From Wikipedia: “Many tussock moth caterpillars (lymantriinae) have urticating hairs (often hidden among longer, softer hairs), which can cause painful reactions if they come into contact with skin.
“Lymantria means “defiler” and several species are important defoliators of forest trees, including the gypsy moth Lymantria dispar, the douglas-fir tussock moth Orgyia pseudotsugata, and the nun moth Lymantria monacha. They tend to have broader host plant ranges than most Lepidoptera. Most feed on trees and shrubs, but some are known from vines, herbs, grasses, and lichens.
“The Douglas-fir tussock moth (Orgyia pseudotsugata) is a moth of the subfamily Lymantriinae found in western North America. Its population periodically irrupts in cyclical outbreaks. The caterpillars feed on the needles of Douglas fir, true fir, and spruce in summer, and moths are on the wing from July or August to November.
“The Douglas-fir tussock moth is native to forests of western North America and outbreaks have been identified in British Columbia, Idaho, Washington, Oregon, Nevada, California, Arizona, and New Mexico. Outbreaks occur in cycles around eight to 12 years and usually last up to four years, sometimes longer. Reports from Idaho and Washington indicate 2011 had a major outbreak. The larvae feed on Pseudotsuga and Abies species, especially Douglas fir, grand fir, white fir, and subalpine fir.
“Outbreaks subside on their own, but silvicultural techniques for managing affected timber can be employed….”
And finally, according to Wikipedia, balsam woolly adelgids (Adelges piceae) are small wingless insects that are an invasive species from Europe, arriving in the United States around 1900. They also infest and kill firs, especially balsam fir and Fraser fir.
The forest will always be the place I go to recharge, to reflect, to learn and grow.
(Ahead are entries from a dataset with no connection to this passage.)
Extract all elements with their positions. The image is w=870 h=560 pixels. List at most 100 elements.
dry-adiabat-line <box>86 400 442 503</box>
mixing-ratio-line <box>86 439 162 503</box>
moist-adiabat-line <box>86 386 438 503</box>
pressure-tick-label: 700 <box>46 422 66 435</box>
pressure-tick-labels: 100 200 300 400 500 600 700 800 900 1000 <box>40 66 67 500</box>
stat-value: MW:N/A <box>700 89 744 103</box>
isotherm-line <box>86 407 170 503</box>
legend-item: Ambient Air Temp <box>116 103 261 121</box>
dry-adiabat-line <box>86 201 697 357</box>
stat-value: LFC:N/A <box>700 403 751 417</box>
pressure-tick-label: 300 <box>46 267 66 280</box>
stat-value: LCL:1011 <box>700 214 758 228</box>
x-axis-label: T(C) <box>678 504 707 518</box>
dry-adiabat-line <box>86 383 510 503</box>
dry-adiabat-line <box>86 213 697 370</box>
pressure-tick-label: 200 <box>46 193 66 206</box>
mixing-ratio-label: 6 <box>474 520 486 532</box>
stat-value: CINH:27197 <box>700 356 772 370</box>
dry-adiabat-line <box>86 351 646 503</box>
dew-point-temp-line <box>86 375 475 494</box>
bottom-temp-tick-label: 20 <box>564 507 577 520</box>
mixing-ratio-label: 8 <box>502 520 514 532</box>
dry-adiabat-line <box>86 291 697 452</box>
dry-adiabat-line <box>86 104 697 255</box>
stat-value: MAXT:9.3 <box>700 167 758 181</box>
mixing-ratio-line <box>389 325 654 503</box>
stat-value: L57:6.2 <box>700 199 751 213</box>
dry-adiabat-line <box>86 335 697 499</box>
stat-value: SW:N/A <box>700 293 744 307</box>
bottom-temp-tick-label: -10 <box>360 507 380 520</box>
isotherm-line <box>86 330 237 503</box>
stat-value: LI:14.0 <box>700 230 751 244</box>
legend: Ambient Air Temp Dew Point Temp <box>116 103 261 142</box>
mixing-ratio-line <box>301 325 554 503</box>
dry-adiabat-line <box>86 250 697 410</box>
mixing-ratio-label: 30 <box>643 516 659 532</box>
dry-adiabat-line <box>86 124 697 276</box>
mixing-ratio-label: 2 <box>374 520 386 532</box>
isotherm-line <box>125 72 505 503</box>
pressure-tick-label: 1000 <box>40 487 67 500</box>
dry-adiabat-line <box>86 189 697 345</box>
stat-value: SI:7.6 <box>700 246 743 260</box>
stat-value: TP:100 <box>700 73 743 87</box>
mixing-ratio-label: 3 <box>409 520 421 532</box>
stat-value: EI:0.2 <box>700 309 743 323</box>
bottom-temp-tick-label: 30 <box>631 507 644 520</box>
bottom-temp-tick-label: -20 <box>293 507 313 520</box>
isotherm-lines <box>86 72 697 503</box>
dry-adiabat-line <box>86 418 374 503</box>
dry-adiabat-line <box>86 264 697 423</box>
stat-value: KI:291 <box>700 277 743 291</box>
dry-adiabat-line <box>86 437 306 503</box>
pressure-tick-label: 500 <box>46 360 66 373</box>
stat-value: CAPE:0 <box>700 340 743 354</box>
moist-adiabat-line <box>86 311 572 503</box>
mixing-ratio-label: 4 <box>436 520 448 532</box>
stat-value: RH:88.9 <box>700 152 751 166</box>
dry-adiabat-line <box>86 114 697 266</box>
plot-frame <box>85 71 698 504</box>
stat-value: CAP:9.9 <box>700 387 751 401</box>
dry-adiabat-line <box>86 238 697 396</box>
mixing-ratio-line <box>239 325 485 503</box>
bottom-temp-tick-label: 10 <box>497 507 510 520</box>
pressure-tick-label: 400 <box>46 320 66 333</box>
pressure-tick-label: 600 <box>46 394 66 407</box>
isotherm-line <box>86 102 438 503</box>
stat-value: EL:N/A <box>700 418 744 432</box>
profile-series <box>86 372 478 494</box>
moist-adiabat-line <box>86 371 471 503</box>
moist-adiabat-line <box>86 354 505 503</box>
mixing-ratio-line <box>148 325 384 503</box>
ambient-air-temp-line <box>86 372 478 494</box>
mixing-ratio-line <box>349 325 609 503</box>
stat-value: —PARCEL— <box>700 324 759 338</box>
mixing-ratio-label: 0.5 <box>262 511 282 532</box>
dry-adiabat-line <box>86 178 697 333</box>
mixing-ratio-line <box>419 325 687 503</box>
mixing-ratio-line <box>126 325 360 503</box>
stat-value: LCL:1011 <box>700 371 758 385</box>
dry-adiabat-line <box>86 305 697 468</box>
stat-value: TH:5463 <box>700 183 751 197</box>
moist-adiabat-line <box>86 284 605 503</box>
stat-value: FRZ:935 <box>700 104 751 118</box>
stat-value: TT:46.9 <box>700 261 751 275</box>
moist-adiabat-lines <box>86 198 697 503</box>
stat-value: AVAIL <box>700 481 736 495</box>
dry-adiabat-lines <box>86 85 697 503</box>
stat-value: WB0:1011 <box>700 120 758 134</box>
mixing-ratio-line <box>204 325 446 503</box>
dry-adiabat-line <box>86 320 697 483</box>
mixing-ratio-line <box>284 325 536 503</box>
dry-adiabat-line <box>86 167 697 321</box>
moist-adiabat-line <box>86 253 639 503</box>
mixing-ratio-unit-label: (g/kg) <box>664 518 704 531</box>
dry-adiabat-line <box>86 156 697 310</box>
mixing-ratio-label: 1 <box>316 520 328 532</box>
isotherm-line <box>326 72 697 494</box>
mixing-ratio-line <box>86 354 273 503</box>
I can hate what these bugs are doing to the trees I love and the impact they’re having on my visual appreciation of the forest while simultaneously admitting they exist for some reason, part of an ever-changing ecological dance of good and bad I can only begin to grasp. I take solace in the hope that the majority of the trees sporting brown, dead needles this summer will eventually rebound, showing off healthy green needles in the near future. I’ll be there to welcome their restoration to health and vibrancy.
2 thoughts on “The Forest Has Caught a Bug”
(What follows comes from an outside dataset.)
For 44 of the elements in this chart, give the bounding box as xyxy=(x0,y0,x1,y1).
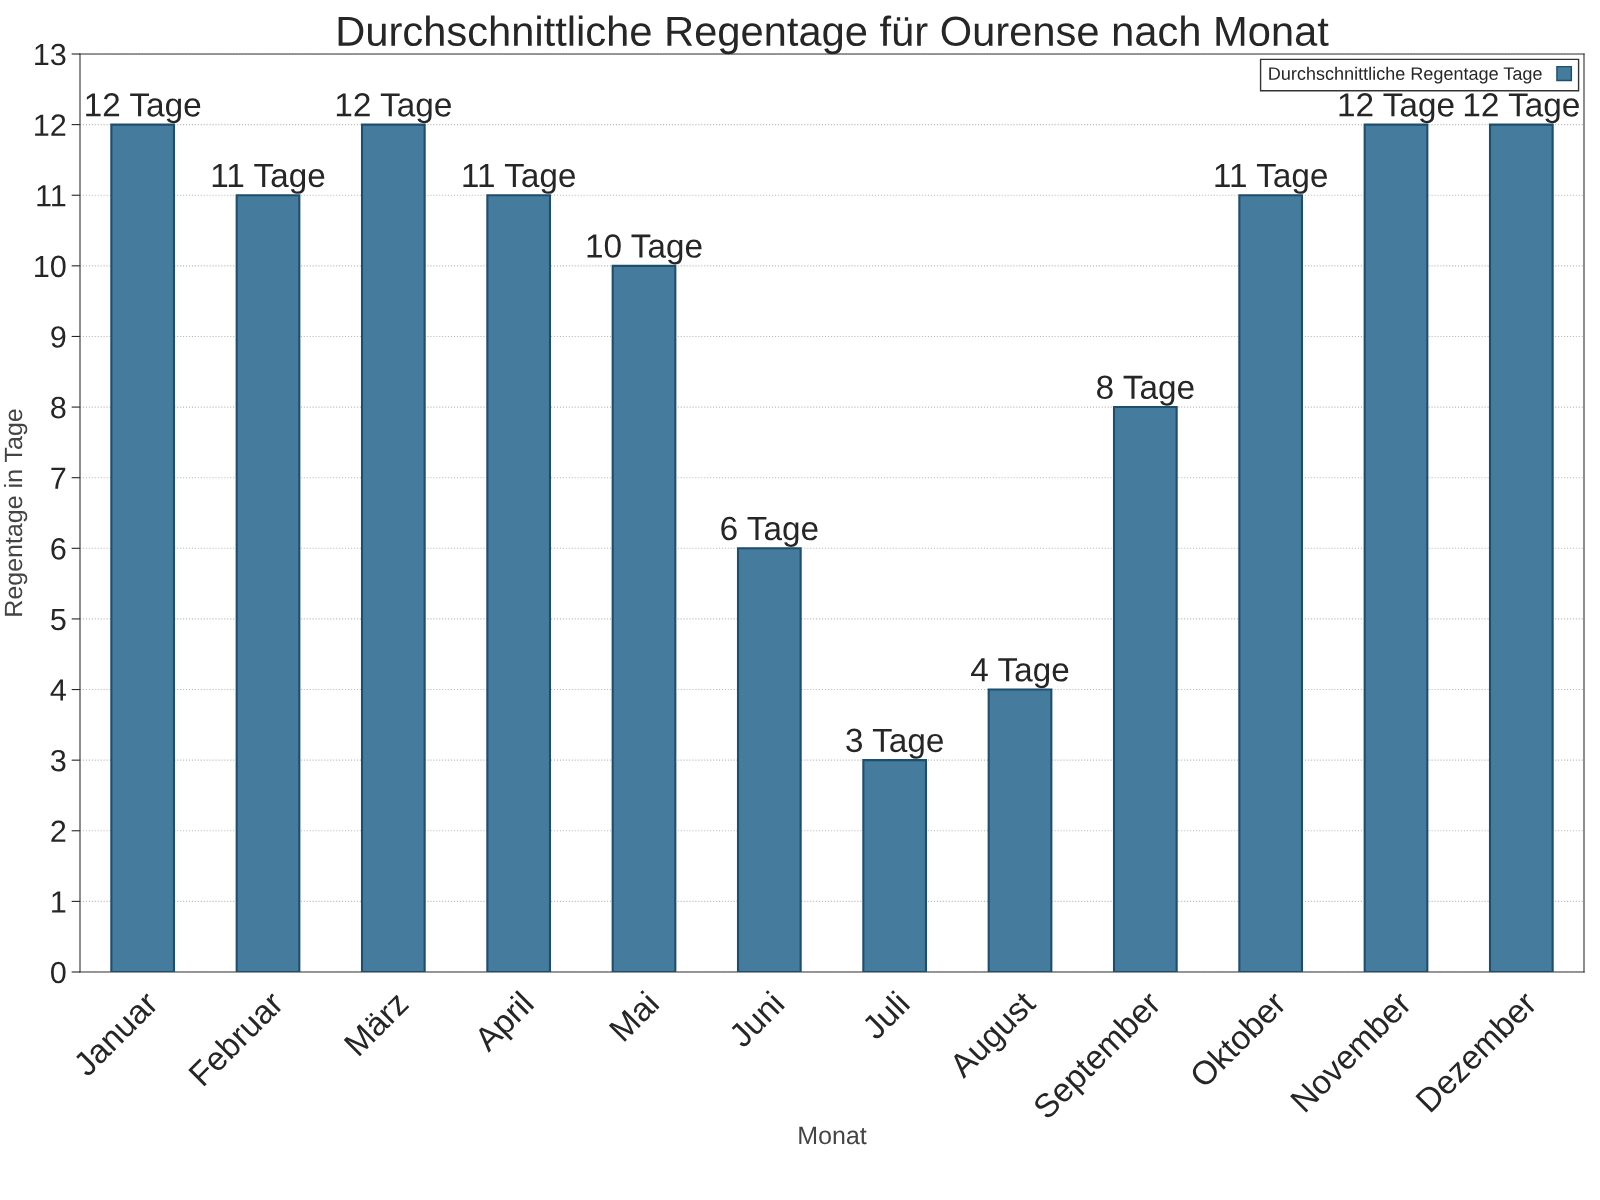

Thank you for a good article! Living in the forest we are learning and trying to be good stewards in the way we manage our acreage. It is good to reflect on the cycles and the balance of nature in all things that you bring up. Thank you once again for another good read! Appreciate!
Thank you! There’s so much going on in the forest, so much to observe and learn so we can be good stewards.